I would second Fishindude's suggestion, although I will say you might have a hard time finding a structural engineer willing to take on your project. Reason being the materials you are looking at using (plexiglas mainly) are not materials most structural engineers would be comfortable dealing with. The anchoring into concrete would be child's play for any structural engineer worth their salt, and stainless steel is close enough to the more typical A36, A572, and A992 we deal with all the time that it shouldn't present issues.
I have designed an indoor plexiglas platform for a clean room, but no other structural engineers I know have dealt with the material. Personally I would be somewhat concerned with using that material due to the combination of UV exposure and chlorine/bromine. Any UV coating would be useless since it would be scraped off with that application. There might be an acrylic blend of some variety that would be ok to use for these...I'm not really familiar enough with the material to know but I suspect there would be.

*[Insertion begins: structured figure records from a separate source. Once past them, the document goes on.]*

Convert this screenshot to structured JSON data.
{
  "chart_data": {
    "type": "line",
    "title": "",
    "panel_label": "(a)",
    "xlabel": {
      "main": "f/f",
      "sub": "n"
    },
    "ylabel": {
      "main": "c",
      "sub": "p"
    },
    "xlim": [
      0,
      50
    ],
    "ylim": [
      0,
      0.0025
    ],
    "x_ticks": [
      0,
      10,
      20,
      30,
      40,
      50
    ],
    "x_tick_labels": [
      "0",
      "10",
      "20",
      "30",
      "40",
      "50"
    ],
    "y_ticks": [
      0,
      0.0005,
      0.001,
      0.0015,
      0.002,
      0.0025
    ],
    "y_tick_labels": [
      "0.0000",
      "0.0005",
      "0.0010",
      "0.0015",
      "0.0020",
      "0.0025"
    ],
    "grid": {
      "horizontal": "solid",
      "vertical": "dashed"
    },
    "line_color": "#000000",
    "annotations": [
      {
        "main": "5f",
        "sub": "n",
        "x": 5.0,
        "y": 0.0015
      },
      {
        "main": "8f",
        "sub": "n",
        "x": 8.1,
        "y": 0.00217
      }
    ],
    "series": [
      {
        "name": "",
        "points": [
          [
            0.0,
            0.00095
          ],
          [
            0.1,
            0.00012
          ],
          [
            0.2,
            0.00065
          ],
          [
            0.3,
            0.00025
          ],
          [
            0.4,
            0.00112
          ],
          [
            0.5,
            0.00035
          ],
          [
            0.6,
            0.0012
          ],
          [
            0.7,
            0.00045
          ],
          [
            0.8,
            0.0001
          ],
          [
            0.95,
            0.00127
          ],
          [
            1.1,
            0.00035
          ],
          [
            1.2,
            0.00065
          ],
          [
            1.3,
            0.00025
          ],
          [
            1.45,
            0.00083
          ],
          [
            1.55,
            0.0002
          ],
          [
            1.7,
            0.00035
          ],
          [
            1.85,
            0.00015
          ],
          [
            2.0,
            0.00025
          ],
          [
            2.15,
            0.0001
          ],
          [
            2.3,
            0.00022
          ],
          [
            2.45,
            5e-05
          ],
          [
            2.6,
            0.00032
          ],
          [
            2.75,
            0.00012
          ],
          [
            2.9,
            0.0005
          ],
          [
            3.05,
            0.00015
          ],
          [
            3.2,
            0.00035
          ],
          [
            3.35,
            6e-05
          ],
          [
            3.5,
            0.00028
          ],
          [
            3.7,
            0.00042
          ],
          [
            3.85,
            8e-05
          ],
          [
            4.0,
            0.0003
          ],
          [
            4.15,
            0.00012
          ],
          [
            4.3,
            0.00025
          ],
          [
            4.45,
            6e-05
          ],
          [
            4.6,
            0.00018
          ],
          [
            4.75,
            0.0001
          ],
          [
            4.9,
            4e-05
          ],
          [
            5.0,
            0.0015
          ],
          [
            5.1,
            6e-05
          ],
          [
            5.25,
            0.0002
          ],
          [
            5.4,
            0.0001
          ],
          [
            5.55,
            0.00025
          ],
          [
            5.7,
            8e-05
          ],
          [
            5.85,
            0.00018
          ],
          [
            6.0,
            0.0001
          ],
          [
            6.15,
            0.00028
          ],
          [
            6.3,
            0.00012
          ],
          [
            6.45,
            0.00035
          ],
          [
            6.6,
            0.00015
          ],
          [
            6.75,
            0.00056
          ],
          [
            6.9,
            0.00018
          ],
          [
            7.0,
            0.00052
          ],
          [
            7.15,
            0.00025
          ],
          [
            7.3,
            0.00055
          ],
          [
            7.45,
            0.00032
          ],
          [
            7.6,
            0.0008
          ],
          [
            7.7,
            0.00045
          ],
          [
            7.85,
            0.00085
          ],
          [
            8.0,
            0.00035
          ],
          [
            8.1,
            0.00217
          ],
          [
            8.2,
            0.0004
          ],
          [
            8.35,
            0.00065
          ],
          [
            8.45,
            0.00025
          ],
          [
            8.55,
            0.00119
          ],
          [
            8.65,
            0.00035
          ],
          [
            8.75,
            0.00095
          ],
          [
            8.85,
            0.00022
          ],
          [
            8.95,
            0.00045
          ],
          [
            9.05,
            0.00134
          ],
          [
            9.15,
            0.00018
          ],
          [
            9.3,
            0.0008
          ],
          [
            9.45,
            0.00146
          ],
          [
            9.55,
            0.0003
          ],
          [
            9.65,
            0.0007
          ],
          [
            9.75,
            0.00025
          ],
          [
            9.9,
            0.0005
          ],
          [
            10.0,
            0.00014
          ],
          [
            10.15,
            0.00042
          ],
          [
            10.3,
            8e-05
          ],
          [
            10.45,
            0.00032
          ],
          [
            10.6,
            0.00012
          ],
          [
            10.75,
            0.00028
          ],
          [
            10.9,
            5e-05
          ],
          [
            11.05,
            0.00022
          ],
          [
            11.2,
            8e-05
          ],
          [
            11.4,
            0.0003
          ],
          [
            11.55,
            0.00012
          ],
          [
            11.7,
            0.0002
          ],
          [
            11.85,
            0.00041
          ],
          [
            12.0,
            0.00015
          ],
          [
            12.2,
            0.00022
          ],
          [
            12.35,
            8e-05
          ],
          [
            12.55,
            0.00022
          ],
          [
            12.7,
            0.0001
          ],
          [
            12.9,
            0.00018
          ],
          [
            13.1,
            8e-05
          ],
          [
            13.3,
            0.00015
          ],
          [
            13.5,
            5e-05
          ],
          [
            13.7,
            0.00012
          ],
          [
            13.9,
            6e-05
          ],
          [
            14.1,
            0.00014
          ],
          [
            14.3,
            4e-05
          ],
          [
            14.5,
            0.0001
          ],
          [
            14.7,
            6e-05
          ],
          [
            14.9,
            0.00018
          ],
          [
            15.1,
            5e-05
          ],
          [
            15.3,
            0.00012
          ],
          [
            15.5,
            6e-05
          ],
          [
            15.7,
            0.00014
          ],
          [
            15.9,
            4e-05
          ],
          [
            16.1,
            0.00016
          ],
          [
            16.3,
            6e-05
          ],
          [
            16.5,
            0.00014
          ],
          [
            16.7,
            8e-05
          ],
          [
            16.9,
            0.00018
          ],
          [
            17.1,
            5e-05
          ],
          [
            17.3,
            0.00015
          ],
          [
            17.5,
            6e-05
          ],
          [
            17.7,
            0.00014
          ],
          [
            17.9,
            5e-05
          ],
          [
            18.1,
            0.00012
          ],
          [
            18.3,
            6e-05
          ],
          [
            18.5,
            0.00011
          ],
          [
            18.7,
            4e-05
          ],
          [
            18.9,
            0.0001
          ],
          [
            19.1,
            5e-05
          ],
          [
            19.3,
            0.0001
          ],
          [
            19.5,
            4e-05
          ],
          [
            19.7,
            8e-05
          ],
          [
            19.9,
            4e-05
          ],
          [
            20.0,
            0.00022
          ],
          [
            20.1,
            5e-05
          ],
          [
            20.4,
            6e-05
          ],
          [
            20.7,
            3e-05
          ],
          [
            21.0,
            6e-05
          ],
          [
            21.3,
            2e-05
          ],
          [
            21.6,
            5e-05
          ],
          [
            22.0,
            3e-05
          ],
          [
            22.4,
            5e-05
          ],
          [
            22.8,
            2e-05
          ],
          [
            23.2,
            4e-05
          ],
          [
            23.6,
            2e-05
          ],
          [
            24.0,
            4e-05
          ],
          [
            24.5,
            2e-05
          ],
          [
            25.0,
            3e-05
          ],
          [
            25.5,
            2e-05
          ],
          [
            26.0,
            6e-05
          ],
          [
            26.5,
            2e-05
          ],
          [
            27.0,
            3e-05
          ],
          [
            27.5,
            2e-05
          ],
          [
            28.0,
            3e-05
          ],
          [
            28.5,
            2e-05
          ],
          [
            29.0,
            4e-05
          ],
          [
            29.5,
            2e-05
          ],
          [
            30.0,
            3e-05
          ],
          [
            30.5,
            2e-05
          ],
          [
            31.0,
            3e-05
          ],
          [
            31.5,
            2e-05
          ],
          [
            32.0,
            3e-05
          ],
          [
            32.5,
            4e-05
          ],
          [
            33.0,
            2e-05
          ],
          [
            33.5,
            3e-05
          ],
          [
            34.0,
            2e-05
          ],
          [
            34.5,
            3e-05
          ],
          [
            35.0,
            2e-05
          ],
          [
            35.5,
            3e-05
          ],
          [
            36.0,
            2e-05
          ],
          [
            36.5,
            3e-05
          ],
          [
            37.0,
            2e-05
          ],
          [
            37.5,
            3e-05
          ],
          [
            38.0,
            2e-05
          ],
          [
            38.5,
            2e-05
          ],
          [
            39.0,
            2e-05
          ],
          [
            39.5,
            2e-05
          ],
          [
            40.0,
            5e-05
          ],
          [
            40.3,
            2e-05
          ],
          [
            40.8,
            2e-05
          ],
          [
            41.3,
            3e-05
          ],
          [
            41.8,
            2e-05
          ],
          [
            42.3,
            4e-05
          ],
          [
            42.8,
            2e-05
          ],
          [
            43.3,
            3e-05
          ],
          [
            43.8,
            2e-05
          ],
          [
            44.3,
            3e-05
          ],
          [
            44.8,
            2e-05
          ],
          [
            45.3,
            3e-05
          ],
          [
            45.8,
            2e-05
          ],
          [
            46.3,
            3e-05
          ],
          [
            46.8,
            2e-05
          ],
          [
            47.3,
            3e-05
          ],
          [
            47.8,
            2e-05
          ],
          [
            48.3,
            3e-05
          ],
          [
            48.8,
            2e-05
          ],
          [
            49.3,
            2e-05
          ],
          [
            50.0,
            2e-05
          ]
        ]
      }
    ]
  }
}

The only industry that comes to mind which would have people that are very familiar with that material for structural uses would be the aerospace industry. So if you happen to know a structural engineer retired from Boeing or similar, you will be in luck! If not, best of luck finding someone. We do occasionally get calls at our office for people looking to do smaller oddball projects like this and we generally farm them out to a few people we know that used to work for the company. So perhaps calling around to some smaller structural engineering firms will get you some options.